Непроизвольное желание обернуться, чтобы посмотреть на город, из которого спасаешься бегством, настолько непреодолимо, что в библейской истории о Содоме и Гоморре оно оказывается сильнее Слова Божьего. Поэтому кажется, что Манхэттенский проект написан в странном новом грамматическом времени, в прошедшем будущем, как в Завтра была вечеринка[43]. Это, однако, не попытка «вернуть прошлое»[44] в стиле Гэтсби, но способ наполнить его революционным потенциалом.

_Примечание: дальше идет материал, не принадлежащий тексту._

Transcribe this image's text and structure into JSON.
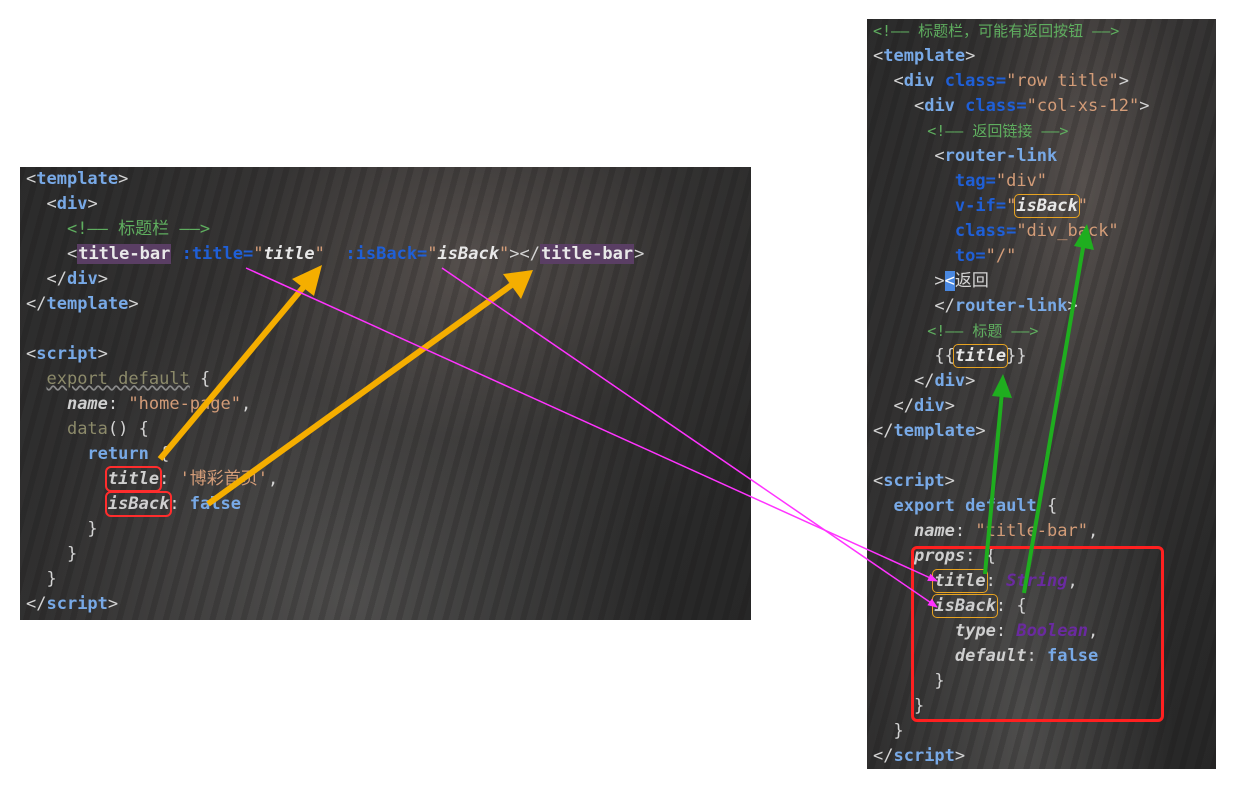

В представлении Беньямина почти всё можно интерпретировать как аллегорию чего-то другого. Мы сможем увидеть, сколько элементов его более ранней работы о Париже окажутся прообразами тем, появившихся, в ином обличье, в более позднем исследовании Нью-Йорка. Что же касается того, чему может служить аллегорией само исследование столицы XX века, то самым правдоподобным, хотя и совершенно неожиданным ответом окажется, – что это богохульный пересказ труда О граде Божьем святого Августина. Едва ли можно спорить с тем, что «взгляд аллегориста на город есть взгляд отчужденного человека»[45]. В отстраненной урбанистике Беньямина ни один город, ни Париж, ни Нью-Йорк, ни даже Берлин, не рассматривается как родная земля или отчизна. Ничто не переживается персонально или непосредственно.
Однако необходимо добавить, что город также никогда не воспринимался Беньямином как утопия – слово, которое буквально означает «несуществующее место». Весь смысл его Манхэттенского проекта в том, что это философская работа, основанная на реальном, а не на воображаемом топосе. Интересующемуся историей города жителю Нью-Йорка известно, что Утопия – это название района в северной части Квинса, первоначально спроектированного в начале XX века для переселения обедневших евреев Нижнего Ист-Сайда. Но также невозможно отрицать и того, что в коллективном воображении XX века Нью-Йорк всё еще не утратил своего – пусть и угасающего – значения как эвтопии («хорошее место»; в английском языке омофон утопии). Справедливо это или нет, но Манхэттенский проект остается наиболее последовательной попыткой Беньямина дать описание мирского порядка, всё еще «возводящегося на фундаменте идеи счастья»[46].
Аристотель якобы сказал, что надежда – это сон наяву. Возможно, именно это имел в виду Беньямин, когда заметил, что, хотя в Нью-Йорке бесконечно много надежды, вся эта надежда не для него. Именно Принцип надежды Эрнста Блоха, написанный во время Второй мировой войны, когда его автор жил в Соединенных Штатах, наложил исчезающий отпечаток этого настроя на теоретическую схему Манхэттенского проекта. «Философия, – утверждает Блох, – будет иметь совесть завтрашнего дня, приверженность будущему, знание надежды, или у нее не будет больше знания»[47]. Но эта надежда, конечно, не тот тип наивной, эгоистичной надежды тех, кто приезжает покорять этот город впервые, или великодушной, снисходительной надежды тех, кто уже сделал это. Эти полные надежды создания только наполняют Беньямина отчаянием.
На самом деле именно растущее осознание безысходности того, что происходит с городом, в котором он жил с 1940 по 1987 год (возможно, в его самые трудные времена), его внимание к этому месту, где нищета, запустение и опасность подстерегают за каждым углом, вызвало у Беньямина желание начать поиски новой спасительной силы – не в каком-то неизвестном будущем, а в известном ему настоящем. Он, кажется, полагает, что такие непростые условия жизни едва ли благоприятны для того комфортного сна, который превращает деятельную надежду в сладкие мечты. В конце концов, он полностью осознавал, задолго до Фрэнка О’Хары, что настоящая медитация – это всегда «медитация во время катастрофы». Как и О’Хара, он часто воспринимал город как сочетание знаков, которые в целом означают, что «люди не до конца разочарованы в своем существовании»[48].
Рем Колхас называл Манхэттен «Розеттским камнем XX века»[49]. Расшифровав этот город, мы должны были раскрыть тайны эпохи. Беньямин столь же гиперболичен, когда предсказывает, что этот остров станет философским камнем XXI века. Это должно означать, что как в литературном, так и в алхимическом смысле Манхэттенский проект нужно считать его истинным магнум опус, главным произведением. Но к этому я должен сразу же добавить одну важную оговорку: в данном случае он явно имеет в виду только свое представление о Нью-Йорке, а не актуальную, физическую реальность. Он по-прежнему относится к своему городу как к предмету философских размышлений, главным образом потому, что подозревает, что к тому времени, когда вы будете это читать, Нью-Йорку придется смириться со своим новым положением – одного из великих городов прошлого, доживающих свой век в доме престарелых. Как бы то ни было, Уоллес Стивенс предполагает, что «мы живем в описании места, а не в самом месте»[50].